To illustrate the validity of the above considerations, in Figure 6, we show the differences in protein profiles of serum of subjects in different stages of cervical cancer, compared to serum from normal subjects. The advantages of the very high sensitivity of our HPLC-LIF setup can be seen from this figure, which highlights even minor differences in protein profile in different stages of the disease. It is clear from Figure 6 that protein profiles in different stages of cervical cancer differ very much, not only from that of normal serum, but also between themselves. The differences arise from changes in relative concentrations of some of the proteins present in normal conditions, and from formation of new proteins. The major problem in using tumor markers for staging and early detection is the difficulty in defining the ranges for the relevant situations. Many markers are known to be present in small amounts even under normal conditions, and many others are produced in enhanced amounts under conditions other than malignancy . It will be thus very difficult to depend only on a single marker for early detection or staging. A pattern analysis of the total profile can circumvent this difficulty, since, as seen from Figure 6, with the high-sensitivity HPLC-LIF system we can combine the observation of systematic changes from stage to stage, with characteristic unique peaks to make unambiguous diagnosis. We have used principal-component analysis-(PCA-) and artificial neural network-(ANN-) based pattern analyses techniques with our protein profiles to discriminate between different stages of cervical malignancy  between normal, malignant, and benign conditions in breast and ovarian malignancies [9 : 10, 40 : 42] and normal, premalignant, and malignant conditions in oral cancer .

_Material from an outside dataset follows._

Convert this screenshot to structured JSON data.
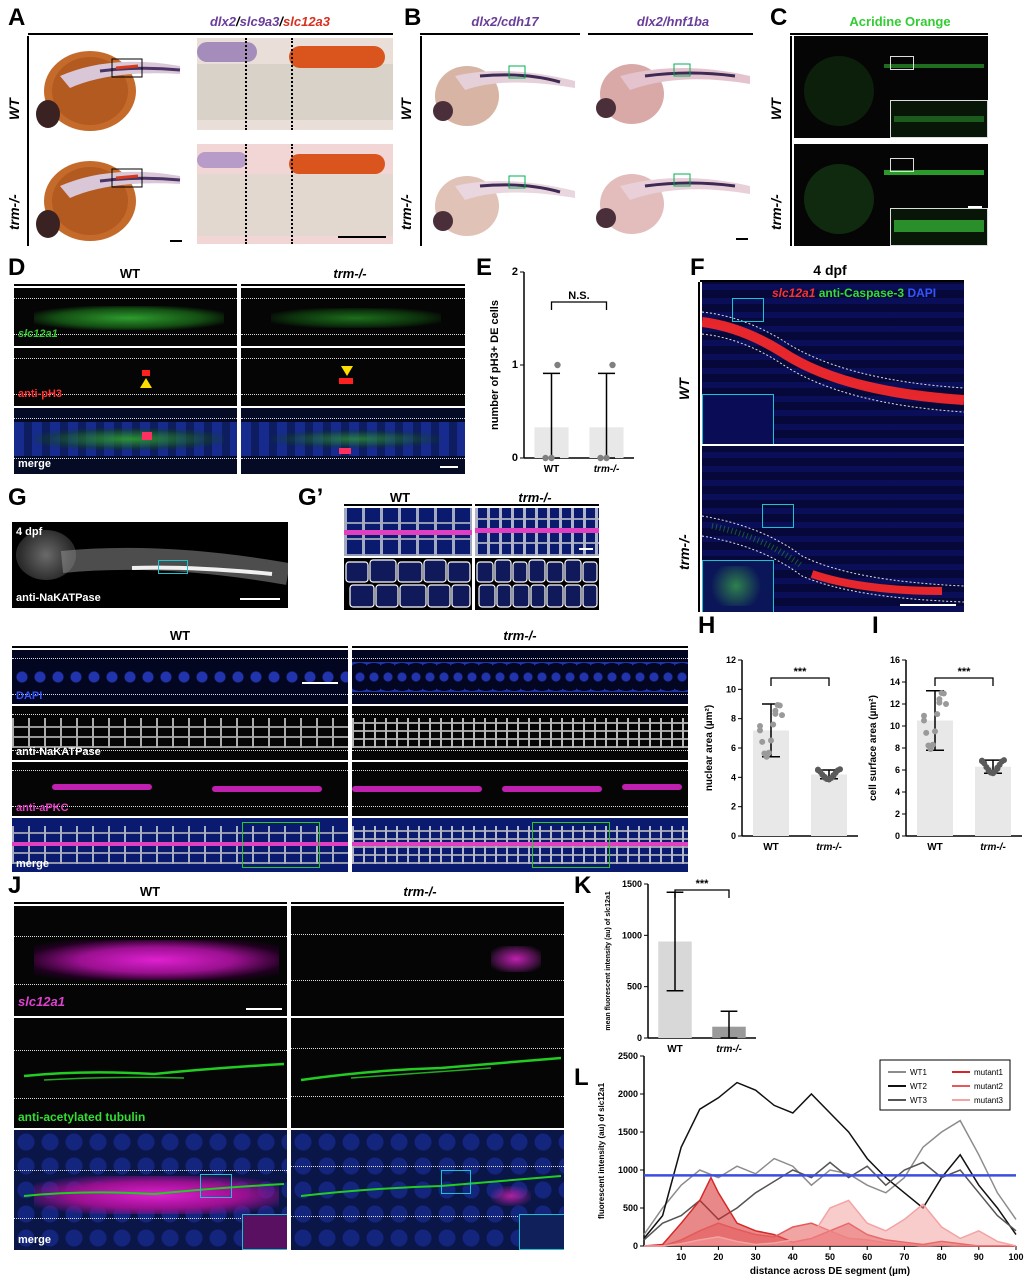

Detection limits of human serum albumin, transferrin, ferritin, insulin and creatine phosphokinase (CPK) in serum by the HPLC-LIF system, assembled in our laboratory, have been determined and are found to be 76 fmol, 17.4 fmol, 11.6 fmol, 7.3 fmol, and 2.1 fmol, respectively. These limits are better than those achieved by other currently available techniques. Subfemtomole to attomole sensitivity can be easily achieved by incorporating minor modifications in the detection part of the system. The results from our system have shown that pattern analysis of high-sensitivity HPLC-LIF protein profiles enables unambiguous classification of normal, premalignant, benign, and malignant conditions in various malignancies.
Conflict of Interests
The authors declare that they have no conflict of interests.
Part of the work was done under the project “Study of the Protein Profile of the Clinical Samples for the Early Diagnosis of Female Cancers,” Department of Science and Technology, Government of India (Project no. SR/S2/LOP/05/2003).